The CGA protocol included four domains (i.e., medical, functional, psychological, and nutrition) as previously described[27]. Comorbidity was described using the Charlson comorbidity index. Functional status was assessed using activities of daily living (ADL) and instrumental ADL (IADL). The timed up and go (TUGT) time, gait speed, and grip strength were also measured to assess physical function. Gait speed was measured using an automated laser-gated chronometer attached to the wall. Handgrip strength (kg) was measured using a Jamar Plus + Digital Hand Dynamometer (Sammons Preston, Bolingbrook, IL, USA), and the maximum value of two measurements of the dominant hand was used for the analysis.

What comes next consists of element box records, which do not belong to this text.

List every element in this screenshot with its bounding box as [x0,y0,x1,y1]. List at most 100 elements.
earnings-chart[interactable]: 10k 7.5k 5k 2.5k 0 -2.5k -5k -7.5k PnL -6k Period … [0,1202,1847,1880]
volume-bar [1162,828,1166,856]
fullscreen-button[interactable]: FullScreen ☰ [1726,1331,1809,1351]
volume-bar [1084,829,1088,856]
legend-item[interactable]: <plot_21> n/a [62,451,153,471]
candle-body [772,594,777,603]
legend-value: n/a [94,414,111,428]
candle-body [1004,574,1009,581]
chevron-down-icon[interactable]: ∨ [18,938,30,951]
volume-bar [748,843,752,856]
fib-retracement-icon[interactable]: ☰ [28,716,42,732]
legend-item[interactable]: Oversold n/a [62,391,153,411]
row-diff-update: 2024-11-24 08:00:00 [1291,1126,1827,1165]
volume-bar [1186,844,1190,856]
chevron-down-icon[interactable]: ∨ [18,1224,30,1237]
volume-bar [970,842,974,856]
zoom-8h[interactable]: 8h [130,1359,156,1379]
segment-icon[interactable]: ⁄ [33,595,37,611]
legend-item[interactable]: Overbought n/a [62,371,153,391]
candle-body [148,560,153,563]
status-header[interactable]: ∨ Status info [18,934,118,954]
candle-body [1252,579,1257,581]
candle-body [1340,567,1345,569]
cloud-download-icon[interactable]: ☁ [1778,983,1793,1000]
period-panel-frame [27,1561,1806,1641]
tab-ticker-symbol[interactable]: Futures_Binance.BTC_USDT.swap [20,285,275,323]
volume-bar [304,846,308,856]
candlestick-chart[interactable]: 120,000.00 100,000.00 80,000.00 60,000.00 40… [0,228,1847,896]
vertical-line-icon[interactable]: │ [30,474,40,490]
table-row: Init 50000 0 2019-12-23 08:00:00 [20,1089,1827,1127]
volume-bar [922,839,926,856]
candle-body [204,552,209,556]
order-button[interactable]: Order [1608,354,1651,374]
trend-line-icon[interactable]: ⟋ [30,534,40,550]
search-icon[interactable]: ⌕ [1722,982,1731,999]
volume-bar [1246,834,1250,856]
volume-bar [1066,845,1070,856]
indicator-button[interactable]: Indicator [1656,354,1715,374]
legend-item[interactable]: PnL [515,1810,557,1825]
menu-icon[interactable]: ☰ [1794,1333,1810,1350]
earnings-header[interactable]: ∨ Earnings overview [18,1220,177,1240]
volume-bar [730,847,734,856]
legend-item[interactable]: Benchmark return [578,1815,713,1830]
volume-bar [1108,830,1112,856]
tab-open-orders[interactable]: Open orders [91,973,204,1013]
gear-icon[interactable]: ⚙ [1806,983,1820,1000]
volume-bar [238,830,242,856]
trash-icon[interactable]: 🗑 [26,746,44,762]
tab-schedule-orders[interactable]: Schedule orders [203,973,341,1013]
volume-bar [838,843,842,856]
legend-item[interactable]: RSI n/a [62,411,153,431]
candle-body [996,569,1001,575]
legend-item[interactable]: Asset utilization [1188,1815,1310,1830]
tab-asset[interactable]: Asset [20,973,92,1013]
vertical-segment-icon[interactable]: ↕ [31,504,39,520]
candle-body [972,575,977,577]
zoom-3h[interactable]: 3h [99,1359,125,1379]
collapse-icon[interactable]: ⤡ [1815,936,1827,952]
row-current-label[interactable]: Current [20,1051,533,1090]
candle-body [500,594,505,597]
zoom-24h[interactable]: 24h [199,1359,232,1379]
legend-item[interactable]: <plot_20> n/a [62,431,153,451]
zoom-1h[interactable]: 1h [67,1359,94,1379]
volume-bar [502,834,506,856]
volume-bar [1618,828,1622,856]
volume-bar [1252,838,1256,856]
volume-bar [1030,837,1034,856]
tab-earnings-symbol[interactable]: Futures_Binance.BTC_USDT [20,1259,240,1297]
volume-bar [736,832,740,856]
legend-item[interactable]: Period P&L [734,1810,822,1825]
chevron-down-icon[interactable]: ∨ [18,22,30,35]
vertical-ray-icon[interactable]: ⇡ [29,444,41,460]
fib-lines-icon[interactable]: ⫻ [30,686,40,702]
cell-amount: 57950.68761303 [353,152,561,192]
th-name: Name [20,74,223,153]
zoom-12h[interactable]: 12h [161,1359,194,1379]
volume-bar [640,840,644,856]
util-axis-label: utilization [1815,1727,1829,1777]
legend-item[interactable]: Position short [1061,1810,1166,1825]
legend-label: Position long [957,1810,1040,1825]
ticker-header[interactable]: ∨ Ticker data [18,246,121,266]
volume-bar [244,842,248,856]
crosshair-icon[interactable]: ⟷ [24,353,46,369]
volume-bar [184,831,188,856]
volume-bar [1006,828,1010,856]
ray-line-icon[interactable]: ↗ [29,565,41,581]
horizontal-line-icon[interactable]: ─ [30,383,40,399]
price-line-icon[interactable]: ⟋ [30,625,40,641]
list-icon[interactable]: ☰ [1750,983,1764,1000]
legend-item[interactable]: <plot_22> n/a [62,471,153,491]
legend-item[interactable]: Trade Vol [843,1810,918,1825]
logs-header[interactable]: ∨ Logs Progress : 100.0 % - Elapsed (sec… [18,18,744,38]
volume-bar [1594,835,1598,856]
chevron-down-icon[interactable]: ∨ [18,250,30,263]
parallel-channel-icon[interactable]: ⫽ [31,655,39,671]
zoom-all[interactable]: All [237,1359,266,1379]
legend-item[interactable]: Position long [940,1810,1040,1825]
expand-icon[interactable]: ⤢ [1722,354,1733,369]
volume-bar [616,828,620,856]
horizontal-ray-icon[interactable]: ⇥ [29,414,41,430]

Psychological status was assessed using the Korean version of the mini-mental state examination (MMSE-KC) for cognitive function and the short form of the Korea Geriatric Depression Scale for depressive symptoms. Nutritional status was evaluated using the Mini Nutritional Assessment. We adopted cut-off values of MMSE score (≤ 24) and gait speed (< 1.2 m/s) from previous research based on the association of mild cognitive impairment and survival in older adults with the phenotype of cognitive or physical frailty[28,29]. The frailty index was calculated based on CGA[30]. ADL, IADL, TUGT time, MMSE-KC, and albumin level were used. The frailty index is a continuous variable that ranges between 0 and 1; higher scores suggest increased frailty.

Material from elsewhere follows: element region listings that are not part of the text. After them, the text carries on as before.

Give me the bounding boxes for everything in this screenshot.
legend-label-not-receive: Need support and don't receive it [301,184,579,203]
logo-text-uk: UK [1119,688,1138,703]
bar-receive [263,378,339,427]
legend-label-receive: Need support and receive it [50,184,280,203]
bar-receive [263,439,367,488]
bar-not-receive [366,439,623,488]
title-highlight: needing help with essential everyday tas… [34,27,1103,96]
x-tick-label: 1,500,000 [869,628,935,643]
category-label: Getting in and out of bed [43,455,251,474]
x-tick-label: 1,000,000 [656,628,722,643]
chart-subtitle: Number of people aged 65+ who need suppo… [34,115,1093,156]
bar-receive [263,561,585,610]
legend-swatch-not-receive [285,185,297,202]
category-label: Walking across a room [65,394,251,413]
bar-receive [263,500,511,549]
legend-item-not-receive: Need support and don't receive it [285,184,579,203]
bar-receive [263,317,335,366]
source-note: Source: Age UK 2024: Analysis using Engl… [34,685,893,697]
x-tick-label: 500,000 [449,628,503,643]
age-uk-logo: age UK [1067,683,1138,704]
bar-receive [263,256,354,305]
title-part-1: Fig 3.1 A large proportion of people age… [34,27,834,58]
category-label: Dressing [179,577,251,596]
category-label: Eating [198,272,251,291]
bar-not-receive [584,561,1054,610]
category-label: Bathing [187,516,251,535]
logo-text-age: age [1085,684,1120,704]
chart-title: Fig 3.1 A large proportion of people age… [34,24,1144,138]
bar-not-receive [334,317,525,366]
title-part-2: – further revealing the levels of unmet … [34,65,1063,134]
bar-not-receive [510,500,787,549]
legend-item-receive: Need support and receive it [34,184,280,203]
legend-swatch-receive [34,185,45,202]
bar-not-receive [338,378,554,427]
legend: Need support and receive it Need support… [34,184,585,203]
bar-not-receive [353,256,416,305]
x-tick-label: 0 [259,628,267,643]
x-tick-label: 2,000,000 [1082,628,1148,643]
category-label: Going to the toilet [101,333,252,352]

The CHA2DS2-VASc and HAS-BLED scores were calculated based on the EHR. The use of anticoagulants or antiplatelet agents was also reviewed. We defined high risk CHA2DS2-VASc score as ≥ 2 in men or ≥ 3 in women and intermediate risk CHA2DS2-VASc score as 1 in men or 2 in women based on a previous study[31]. To assess baseline bleeding risk, the patients were evaluated for the HAS-BLED score, with > 3 defined as an elevated risk of bleeding[32].

Statistical analysis

Data were reported as means with standard deviation or medians with IQR for continuous variables and counts with percentages for categorical variables. We used the chi-square test, Fisher’s exact test, independent t-test, or Mann–Whitney U test to evaluate the associations between the CHA2DS2-VASc score, CGA variables, and brain MRI parameters. All statistical analyses were performed using SPSS version 21.0 (IBM, Armonk, NY, USA), and two-tailed p < 0.05 was considered significant.